HRC Futures: Rally Takes a Breather After Gaining $300 Since Memorial Day

Written by David Feldstein


Editor’s note: SMU Contributor David Feldstein is president of Rock Trading Advisors. David has over 20 years of trading experience in financial markets and has been active in the ferrous futures space for over eight years. You can learn more at www.thefeldstein.com or add him on twitter @TheFeldstein and on Instragram at #thefeldstein.

An aggressive buyer(s) emerged last Monday (June 29) in CME HR futures. The further loss of tons due to the accident at SDI’s Columbus mill and the longer-than-expected planned maintenance outage at Nucor Gallatin were just learned the week before, so perhaps there was follow-through buying or short covering in relation to the news. However, this buyer was a bit peculiar. This buyer wasn’t interested in the near-term months that would be most affected by these latest production issues, but rather Q2 and Q3 2022 and, as you can see below, the buying pushed some of those months up by twice as much as the closer months. 

CME HRC Futures Curve

The open interest in those 2022 contracts was increasing, which refutes the idea that it was someone closing out positions ahead of the month or quarter’s end. Rather it looked like a market participant locking in pricing for 2022 probably related to their fiscal 2022 budget. It just so happened to be the end of the quarter and maybe there was a deadline involved. Since July started, there have been little to no trades in the second-half months of 2022. Moreover, futures prices peaked on June 30, slightly declining ever since.  This despite further gains in all of the physical indices.

CME HRC Futures Curve

Last week, the ISM Manufacturing PMI once again printed above 60 for the fifth consecutive month.  Roughly 50-100k tons were lost due to the production issues already described. May service center data remained extremely bullish. Contract season is getting closer and closer with the mills incentivized to keep prices elevated. The steel spot market remains dislocated with those most incentivized to keep prices up being the same ones in control of the few tons to be sold and used as the transactions with which to calculate the daily and weekly steel indices. Those indices which then price the significant volume of index-based contract tons.

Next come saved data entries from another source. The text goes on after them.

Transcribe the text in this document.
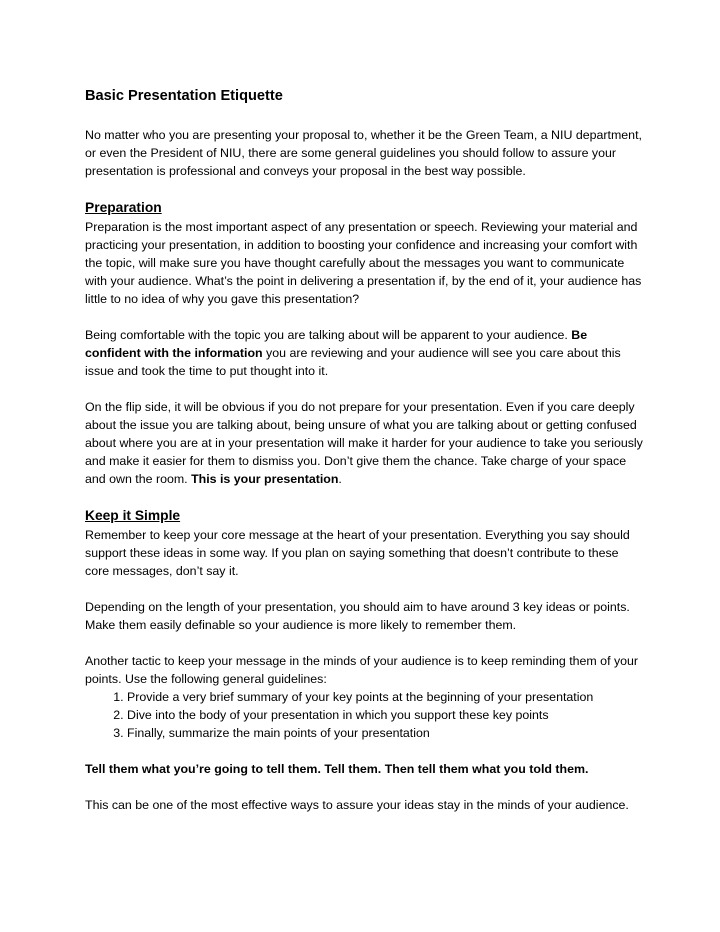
Basic Presentation Etiquette

No matter who you are presenting your proposal to, whether it be the Green Team, a NIU department, or even the President of NIU, there are some general guidelines you should follow to assure your presentation is professional and conveys your proposal in the best way possible.

Preparation

Preparation is the most important aspect of any presentation or speech. Reviewing your material and practicing your presentation, in addition to boosting your confidence and increasing your comfort with the topic, will make sure you have thought carefully about the messages you want to communicate with your audience. What’s the point in delivering a presentation if, by the end of it, your audience has little to no idea of why you gave this presentation?

Being comfortable with the topic you are talking about will be apparent to your audience. Be confident with the information you are reviewing and your audience will see you care about this issue and took the time to put thought into it.

On the flip side, it will be obvious if you do not prepare for your presentation. Even if you care deeply about the issue you are talking about, being unsure of what you are talking about or getting confused about where you are at in your presentation will make it harder for your audience to take you seriously and make it easier for them to dismiss you. Don’t give them the chance. Take charge of your space and own the room. This is your presentation.

Keep it Simple

Remember to keep your core message at the heart of your presentation. Everything you say should support these ideas in some way. If you plan on saying something that doesn’t contribute to these core messages, don’t say it.

Depending on the length of your presentation, you should aim to have around 3 key ideas or points. Make them easily definable so your audience is more likely to remember them.

Another tactic to keep your message in the minds of your audience is to keep reminding them of your points. Use the following general guidelines:

1. Provide a very brief summary of your key points at the beginning of your presentation
2. Dive into the body of your presentation in which you support these key points
3. Finally, summarize the main points of your presentation

Tell them what you’re going to tell them. Tell them. Then tell them what you told them.

This can be one of the most effective ways to assure your ideas stay in the minds of your audience.
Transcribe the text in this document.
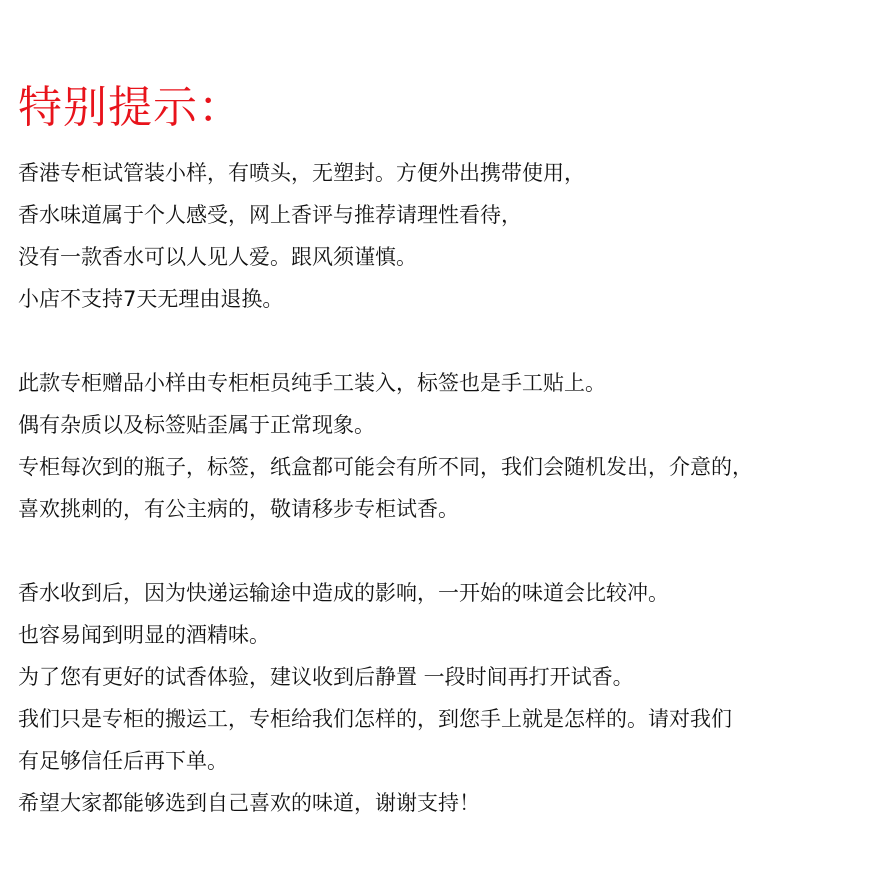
特别提示：
香港专柜试管装小样，有喷头，无塑封。方便外出携带使用，
香水味道属于个人感受，网上香评与推荐请理性看待，
没有一款香水可以人见人爱。跟风须谨慎。
小店不支持7天无理由退换。
此款专柜赠品小样由专柜柜员纯手工装入，标签也是手工贴上。
偶有杂质以及标签贴歪属于正常现象。
专柜每次到的瓶子，标签，纸盒都可能会有所不同，我们会随机发出，介意的，
喜欢挑刺的，有公主病的，敬请移步专柜试香。
香水收到后，因为快递运输途中造成的影响，一开始的味道会比较冲。
也容易闻到明显的酒精味。
为了您有更好的试香体验，建议收到后静置 一段时间再打开试香。
我们只是专柜的搬运工，专柜给我们怎样的，到您手上就是怎样的。请对我们
有足够信任后再下单。
希望大家都能够选到自己喜欢的味道，谢谢支持！
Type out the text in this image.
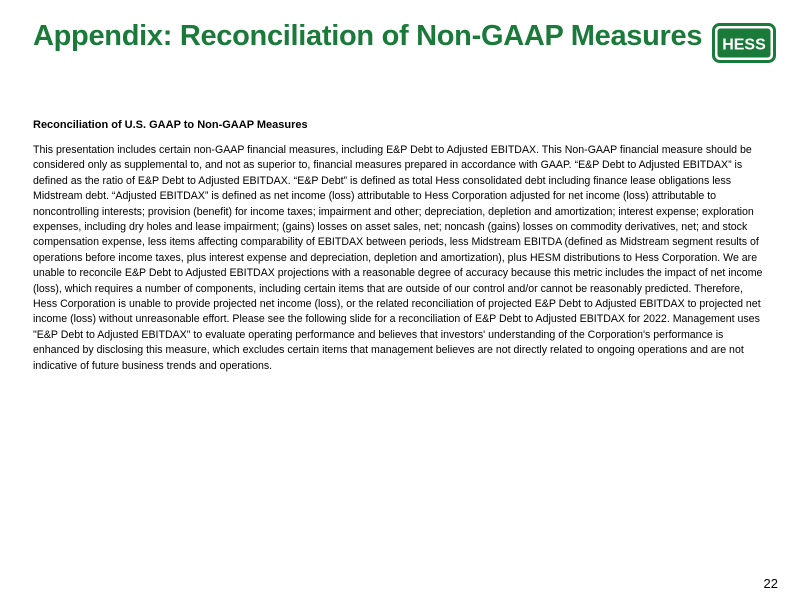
Appendix: Reconciliation of Non-GAAP Measures HESS

Reconciliation of U.S. GAAP to Non-GAAP Measures

This presentation includes certain non-GAAP financial measures, including E&P Debt to Adjusted EBITDAX. This Non-GAAP financial measure should be considered only as supplemental to, and not as superior to, financial measures prepared in accordance with GAAP. “E&P Debt to Adjusted EBITDAX” is defined as the ratio of E&P Debt to Adjusted EBITDAX. “E&P Debt” is defined as total Hess consolidated debt including finance lease obligations less Midstream debt. “Adjusted EBITDAX” is defined as net income (loss) attributable to Hess Corporation adjusted for net income (loss) attributable to noncontrolling interests; provision (benefit) for income taxes; impairment and other; depreciation, depletion and amortization; interest expense; exploration expenses, including dry holes and lease impairment; (gains) losses on asset sales, net; noncash (gains) losses on commodity derivatives, net; and stock compensation expense, less items affecting comparability of EBITDAX between periods, less Midstream EBITDA (defined as Midstream segment results of operations before income taxes, plus interest expense and depreciation, depletion and amortization), plus HESM distributions to Hess Corporation. We are unable to reconcile E&P Debt to Adjusted EBITDAX projections with a reasonable degree of accuracy because this metric includes the impact of net income (loss), which requires a number of components, including certain items that are outside of our control and/or cannot be reasonably predicted. Therefore, Hess Corporation is unable to provide projected net income (loss), or the related reconciliation of projected E&P Debt to Adjusted EBITDAX to projected net income (loss) without unreasonable effort. Please see the following slide for a reconciliation of E&P Debt to Adjusted EBITDAX for 2022. Management uses "E&P Debt to Adjusted EBITDAX" to evaluate operating performance and believes that investors' understanding of the Corporation's performance is enhanced by disclosing this measure, which excludes certain items that management believes are not directly related to ongoing operations and are not indicative of future business trends and operations.

22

These ultra-strong fundamentals pair well with the $300/t rally seen across the curve since Memorial day. It is hard to argue with the bull case, but have the futures gotten ahead of themselves?  

CME HRC Futures Curve

While it is hard to find weakness in the physical flat rolled market, the scrap market has been deflating. Initial expectations post June’s settlement have been lowered week after week. This chart shows the decline in the July and August future since mid-June.

CME July (white) and August (red) Busheling Futures

The rolling 2nd month CME future, now August, traded to a new all-time high of $1,878/st on June 30. Open interest in the HRC futures curve looks to be declining. Declining open interest in a rising market is defined to be a technically weak bull market. Prior to July, open interest had been increasing along with the rally in price, which is a technically strong bull market. Is this change meaningful? Declining price and declining open interest is considered to be a technically strong bear market. If the prices and open interest continue to decline, could that perhaps be the canary in the coal mine that this bull market is over?   

Rolling 2nd Month CME Midwest HRC Future

Disclaimer: The content of this article is for informational purposes only. The views in this article do not represent financial services or advice. Any opinion expressed by Feldstein should not be treated as a specific inducement to make a particular investment or follow a particular strategy, but only as an expression of his opinion. Views and forecasts expressed are as of date indicated, are subject to change without notice, may not come to be and do not represent a recommendation or offer of any particular security, strategy or investment. Strategies mentioned may not be suitable for you. You must make an independent decision regarding investments or strategies mentioned in this article. It is recommended you consider your own particular circumstances and seek the advice from a financial professional before taking action in financial markets.